Up and down the East Coast diplomatic corridor, heated meetings are taking place to critique what some are describing as Russian President Vladimir V. Putin’s “slow-motion putsch” to snuff out Russia’s fragile democracy. Both President Bush and Secretary of State Colin Powell have voiced cautious but unambiguous disapproval. And rightly so.
There is no doubt that Putin’s moves represent a disturbing revival of traditional Russian autocratic centralism. It is clearly in the U.S. interest to moderate any acceleration of this trend. Harsh words are unlikely to work. Instead, a moment of U.S. self-reflection may provide guidance about how best to achieve this interest. After all, the developments in Russia are not taking place in a vacuum.
Over the past weeks, the Russian people have been subjected to terrorist assaults and losses on a scale broadly equivalent to 9/11. In critical ways, therefore, the two countries are coping with a parallel challenge. If Russia’s leaders looked to the U.S. response to 9/11 as a model, what would they see? Most likely, two core themes.
First, they would note that the American response to 9/11 has been almost exclusively military. Other instruments of American policy — political, economic, social, allies — have fallen by the wayside. All other priorities of government have been subordinated to the “war on terrorism.” This approach of total “with us or against us” war derives much of its ideological underpinning from the intensely pessimistic neoconservative worldview based on an absolute division between good and evil.
Schooled by the failure of liberal democratic institutions to head off either Nazism or Soviet communism, neoconservatives argue that there is no point in analyzing the root causes of a phenomenon like terrorism; the only thing to do is to get your shot in first and worry about the consequences later.
The result is an embrace of a no-holds-barred approach to terrorism that neoconservative organizations like the newly revived Committee on Present Danger dub “World War IV.” Under this model, military force trumps all else, and input from the international community counts for little.
Naturally enough, this approach tends to place increased power in the hands of the central executive, as many a frustrated member of Congress has observed. Time will tell whether this is a legitimate and effective response to terrorism. But if the United States chooses this path — with all that implies for American leadership over the last 50 years, which resorted to war as a last option rather than as the default choice — then others like the Russians can and will follow.
The cry of war will echo around the world and, opportunistically, the war-makers will invoke the American model in so doing. The facts do not matter. The prospects of Russian restraint in Chechnya, never rosy, are now minimal. American appeals for politically based solutions will seem hypocritical.

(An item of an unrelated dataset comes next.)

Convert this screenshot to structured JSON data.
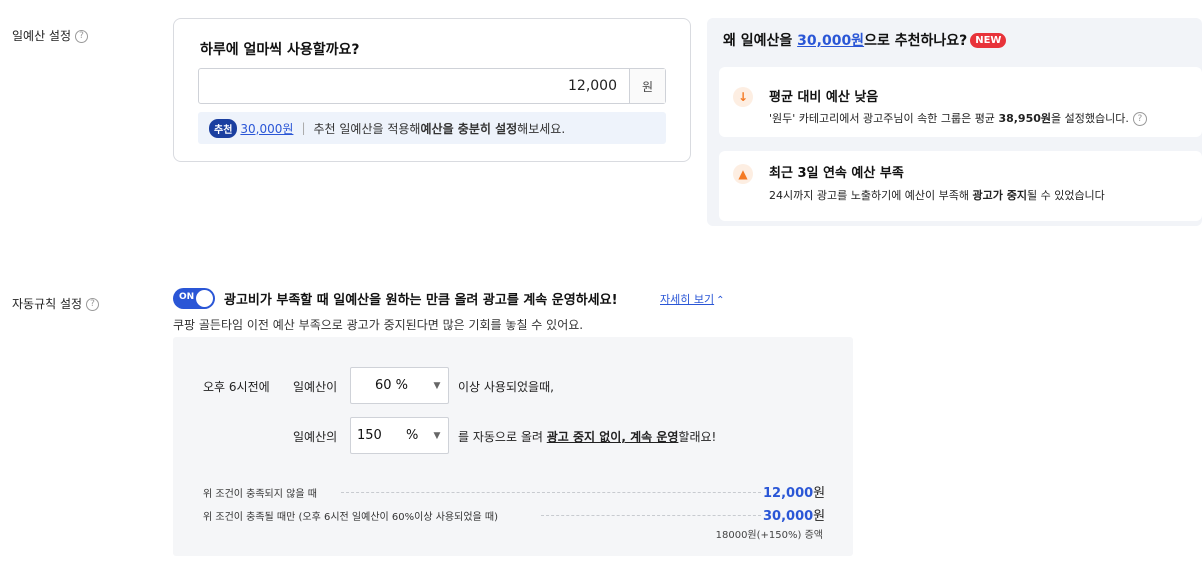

Second, the Russians will see that, for U.S. policymakers, 9/11 legitimated unrelated policy objectives, notably the attack on Iraq. Conceived in the mid- 1990s, this neoconservative scheme for Iraq was based on a pipe dream of imposing U.S.-style democracy throughout the Middle East. A noble enough aspiration about which a national debate would have been in order, but one that the neoconservatives knew would never stand critical public scrutiny. Hence the obfuscations about weapons of mass destruction and Saddam Hussein’s links to terrorism to take advantage of the in-theater presence of American forces in Afghanistan for the purposes of a war against Iraq.
Again, the Russians can claim they are just following the U.S. example of using terrorism as the justification to implement a long-cherished but unrelated objective. In the neoconservative case, this was the Iraq invasion. For Putin, it is the chance to indulge his anti-democratic streak.
None of this excuses Putin’s power grab or lessens the need for U.S. measures to deflect it. The real lesson is that the American actions cast a long shadow. If, as many would argue, 9/11 has encouraged some of the bleaker elements in U.S. policymaking, it is unsurprising that similarly uncompromising patterns will emerge elsewhere, as in Russia.
The challenge for American leaders, as they go about the grim business of combating terror, is to bear in mind that American choices will attract copycats. If, alongside the military option, the U.S. adheres as closely as possible to the codes of international conduct it has fostered for the last half a century, then the rest of the world will probably follow. But if the eager advocates of World War IV take charge of American policymaking and American policy disappears down a military cul-de-sac, then the idea will spread with unpredictable consequences.